Meditations Bibliomancy Reading
This oracle points to a randomly selected line from Meditations by Marcus Aurelius. The entire meditation is provided for context.
Your passage is from THE THIRD BOOK - Meditation VIII.
Never esteem of anything as profitable, which shall ever constrain thee either to break thy faith, or to lose thy modesty; to hate any man, to suspect, to curse, to dissemble, to lust after anything, that requireth the secret of walls or veils.
For Context, Read THE THIRD BOOK - Meditation VIII Below
Never esteem of anything as profitable, which shall ever constrain thee either to break thy faith, or to lose thy modesty; to hate any man, to suspect, to curse, to dissemble, to lust after anything, that requireth the secret of walls or veils.

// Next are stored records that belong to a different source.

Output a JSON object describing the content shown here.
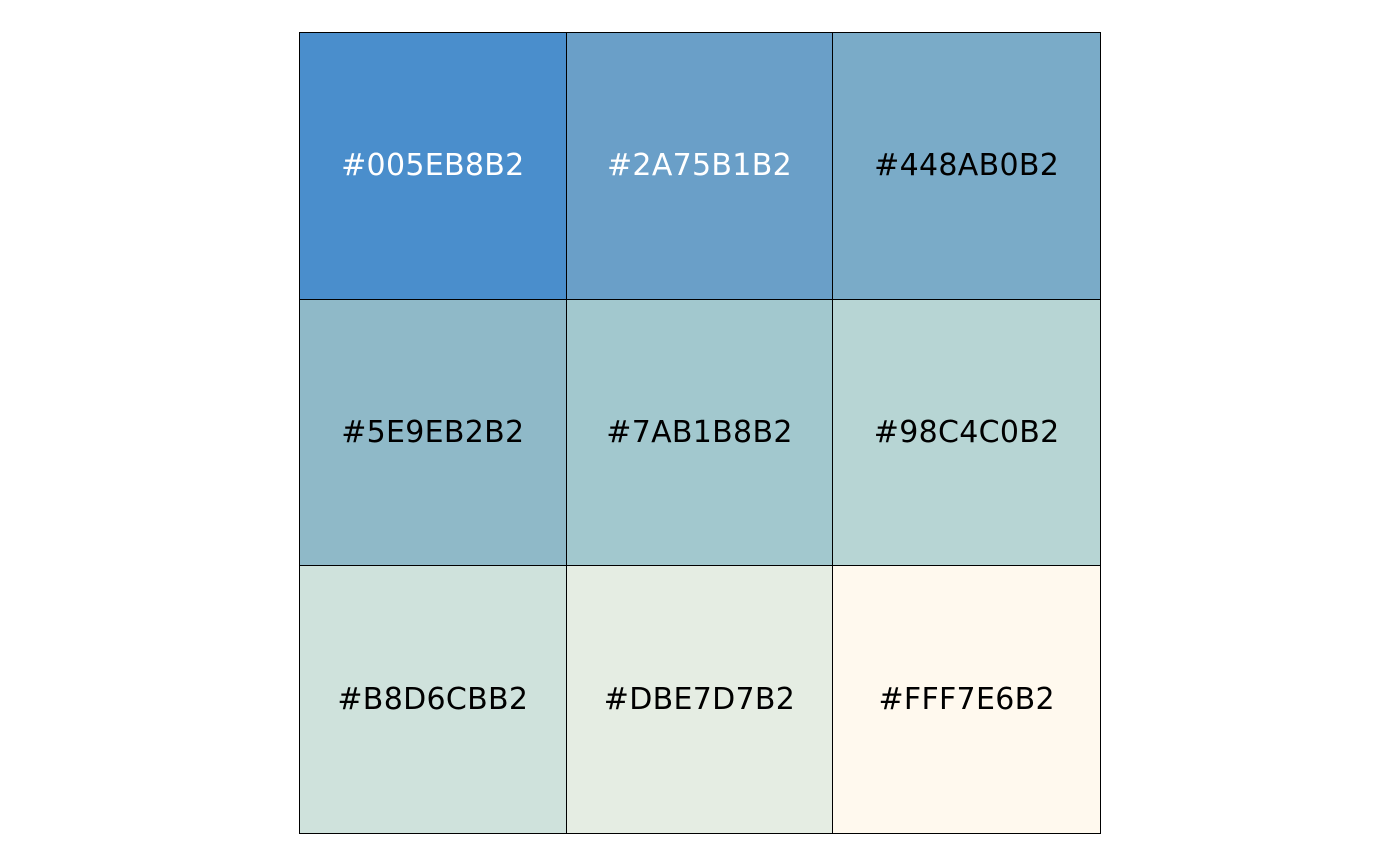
{
  "swatches": [
    {
      "label": "#005EB8B2",
      "color": "#4A8ECC",
      "text_color": "#FFFFFF"
    },
    {
      "label": "#2A75B1B2",
      "color": "#6A9FC8",
      "text_color": "#FFFFFF"
    },
    {
      "label": "#448AB0B2",
      "color": "#7AABC8",
      "text_color": "#000000"
    },
    {
      "label": "#5E9EB2B2",
      "color": "#8FB9C8",
      "text_color": "#000000"
    },
    {
      "label": "#7AB1B8B2",
      "color": "#A2C8CE",
      "text_color": "#000000"
    },
    {
      "label": "#98C4C0B2",
      "color": "#B7D5D4",
      "text_color": "#000000"
    },
    {
      "label": "#B8D6CBB2",
      "color": "#CFE2DC",
      "text_color": "#000000"
    },
    {
      "label": "#DBE7D7B2",
      "color": "#E5EDE3",
      "text_color": "#000000"
    },
    {
      "label": "#FFF7E6B2",
      "color": "#FFF9EE",
      "text_color": "#000000"
    }
  ]
}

But he that preferreth before all things his rational part and spirit, and the sacred mysteries of virtue which issueth from it, he shall never lament and exclaim, never sigh; he shall never want either solitude or company: and which is chiefest of all, he shall live without either desire or fear.
And as for life, whether for a long or short time he shall enjoy his soul thus compassed about with a body, he is altogether indifferent.
For if even now he were to depart, he is as ready for it, as for any other action, which may be performed with modesty and decency.
For all his life long, this is his only care, that his mind may always be occupied in such intentions and objects, as are proper to a rational sociable creature.